Por: Juan Fernando Pachón Botero
Jufepa40@hotmail.com

Prepárense para conocer la reveladora historia de dos hombres que señalaron el curso de la historia contemporánea, tratando de llevar su mensaje a las masas, cada uno a su manera, y dejando enseñanzas tan incompatibles como el agua y el aceite. Y que en una maroma del azar, se vieron ocupando un mismo privilegio, que puesto hoy bajo la lupa desde el estricto revisionismo histórico, deja flotando en el ambiente un gran manto de duda. ¿Pero cómo fue posible que pasara tal cosa? Es la pregunta que quedará rondando en sus cabezas.

El hombre que pudo haber sido y no fue
Empecemos con el personaje más desconcertante, que quiso tomar múltiples caminos en su vida, pero solo le fue posible transitar por la senda más innoble. Ya verán el porqué.En el amanecer de su existencia, cuando aún su conducta estaba en etapa de construcción, el médico de su familia excavó en los rincones más íntimos de su mente, tratando de encontrar alguna pista acerca de su anómalo comportamiento, que tanto inquietaba a su madre. Ante su estéril exploración buscó auxilio en su amigo y consultor de cabecera, Sigmund Freud, presentándole el complicado cuadro clínico de aquel paciente que le ocupaba. El diagnóstico, según el padre del psicoanálisis: “un grave desorden en el comportamiento que amerita inmediata atención y tratamiento especializado”. Su padre se negó de manera rotunda, negándole la posibilidad al niño de enderezar su andar, o al menos de intentarlo.
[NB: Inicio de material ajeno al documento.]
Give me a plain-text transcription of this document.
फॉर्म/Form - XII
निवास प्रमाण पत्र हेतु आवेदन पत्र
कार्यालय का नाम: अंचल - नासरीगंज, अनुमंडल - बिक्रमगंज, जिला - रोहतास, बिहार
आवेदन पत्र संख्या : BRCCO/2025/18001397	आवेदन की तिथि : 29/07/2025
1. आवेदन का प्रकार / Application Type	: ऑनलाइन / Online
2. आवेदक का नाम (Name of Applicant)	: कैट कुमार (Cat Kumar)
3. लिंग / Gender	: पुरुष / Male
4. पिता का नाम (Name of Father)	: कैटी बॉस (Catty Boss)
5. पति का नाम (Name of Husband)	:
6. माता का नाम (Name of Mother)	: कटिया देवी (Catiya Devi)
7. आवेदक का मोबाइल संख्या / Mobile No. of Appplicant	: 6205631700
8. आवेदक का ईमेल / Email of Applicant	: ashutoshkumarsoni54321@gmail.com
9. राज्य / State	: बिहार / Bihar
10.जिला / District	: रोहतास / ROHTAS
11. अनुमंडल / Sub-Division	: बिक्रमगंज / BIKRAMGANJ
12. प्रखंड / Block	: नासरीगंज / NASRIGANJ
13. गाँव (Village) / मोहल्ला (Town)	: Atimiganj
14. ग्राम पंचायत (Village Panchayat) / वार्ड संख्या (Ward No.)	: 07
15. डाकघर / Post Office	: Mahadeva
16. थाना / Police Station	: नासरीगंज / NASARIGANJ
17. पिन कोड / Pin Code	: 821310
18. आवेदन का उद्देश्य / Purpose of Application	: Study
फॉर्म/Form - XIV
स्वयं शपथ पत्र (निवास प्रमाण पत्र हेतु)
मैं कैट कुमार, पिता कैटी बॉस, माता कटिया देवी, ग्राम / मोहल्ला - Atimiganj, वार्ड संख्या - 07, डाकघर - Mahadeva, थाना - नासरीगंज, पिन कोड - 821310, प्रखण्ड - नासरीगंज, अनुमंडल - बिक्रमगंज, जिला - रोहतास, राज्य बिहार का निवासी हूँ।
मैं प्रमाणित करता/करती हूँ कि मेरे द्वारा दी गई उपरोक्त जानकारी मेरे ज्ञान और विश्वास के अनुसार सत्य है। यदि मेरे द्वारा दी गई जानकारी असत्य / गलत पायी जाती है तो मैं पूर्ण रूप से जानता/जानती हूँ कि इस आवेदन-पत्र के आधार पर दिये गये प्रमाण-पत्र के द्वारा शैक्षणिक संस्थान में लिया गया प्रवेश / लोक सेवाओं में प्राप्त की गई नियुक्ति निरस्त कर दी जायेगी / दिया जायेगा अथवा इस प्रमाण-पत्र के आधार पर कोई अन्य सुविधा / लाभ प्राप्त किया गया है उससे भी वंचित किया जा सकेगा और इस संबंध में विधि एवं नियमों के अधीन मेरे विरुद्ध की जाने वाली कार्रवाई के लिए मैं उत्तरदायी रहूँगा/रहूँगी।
Pasaron los días, y el asunto quedó en el olvido. Incluso, al compás de sus travesuras infantiles se vio seducido por la solemnidad que le producían los actos religiosos, que de cuando en vez observaba con cierto agrado. El niño le dijo a su familia que cuando creciera quería vestir la sotana, pero su padre no pensó que fuera una buena idea, pues añoraba que siguiera sus pasos como funcionario de aduanas. Pronto, su vocación temprana se hizo humo.
Luego, años después, cuando un bigotito insípido gobernaba su inexpresivo rostro, se refugió en la pintura, tal vez para exorcizar los demonios que le aquejaban desde niño. Se presentó a la academia de artes en calidad de aspirante. Los profesores que observaron con detenimiento su técnica con el lápiz y el pincel le agacharon el dedo. Aquel atormentado chico no entendía, según su percepción idealizada de los hechos, la ceguera de aquellos necios que se negaron el privilegio de tenerle en su escuela. La suerte, o más bien el talento artístico, conspiraba en su contra. No le quedó más remedio que alejarse, masticando su gran desazón.
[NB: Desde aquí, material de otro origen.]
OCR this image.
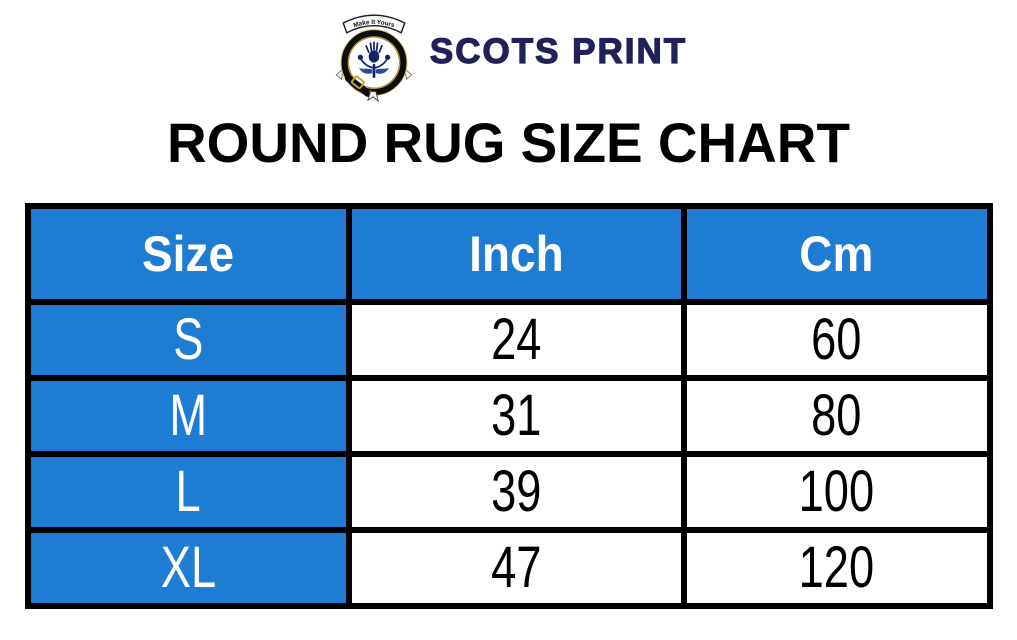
Make It Yours
SCOTS PRINT
ROUND RUG SIZE CHART
Size	Inch	Cm
S	24	60
M	31	80
L	39	100
XL	47	120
El muchacho aún convivía con ese “otro yo” siniestro que le azuzaba al oído, pero estaba obsesionado en convertirse en la encarnación viviente de aquellos pintores renacentistas que habitaban en sus sueños más optimistas. Solo tenía una misión en la vida: pintar las más hermosas obras que ojos algunos hubieran visto jamás. Pintaba de día. Pintaba de noche. No escatimaba esfuerzo alguno en perfeccionar sus trazos. Luego, cuando se sintió preparado para el gran reto, lo intentó una vez más, presentándose nuevamente a la academia. El final de la historia fue el mismo. Su furia, en forma de bestia acorralada, se confundía con su honda amargura. Pero no le quedó más remedio que aceptarlo con el estoicismo que más adelante le abandonaría. Tal parecía que la vida le tenía reservado otro destino.
Pero no, aquel tenaz adolescente, ya camino a la adultez, y todavía con serias contradicciones espirituales e imbuido en una rebeldía sin causa, propia de su edad, estaba empeñado en triunfar. Como la pintura le dio la espalda, se inclinó por la arquitectura. Elucubraba sin cesar, viendo pasar ante su mente los más bellos edificios y los más imponentes monumentos públicos jamás concebidos. Confiaba en el buen juicio de sus examinadores, pero una vez más recibió una dura bofetada de la vida. Pesó mucho en su nuevo revés el hecho de que no tenía el diploma de grado del colegio, requisito fundamental para continuar con la nueva carrera de sus amores. Era como si un sino trágico se hubiera cernido sobre su humanidad.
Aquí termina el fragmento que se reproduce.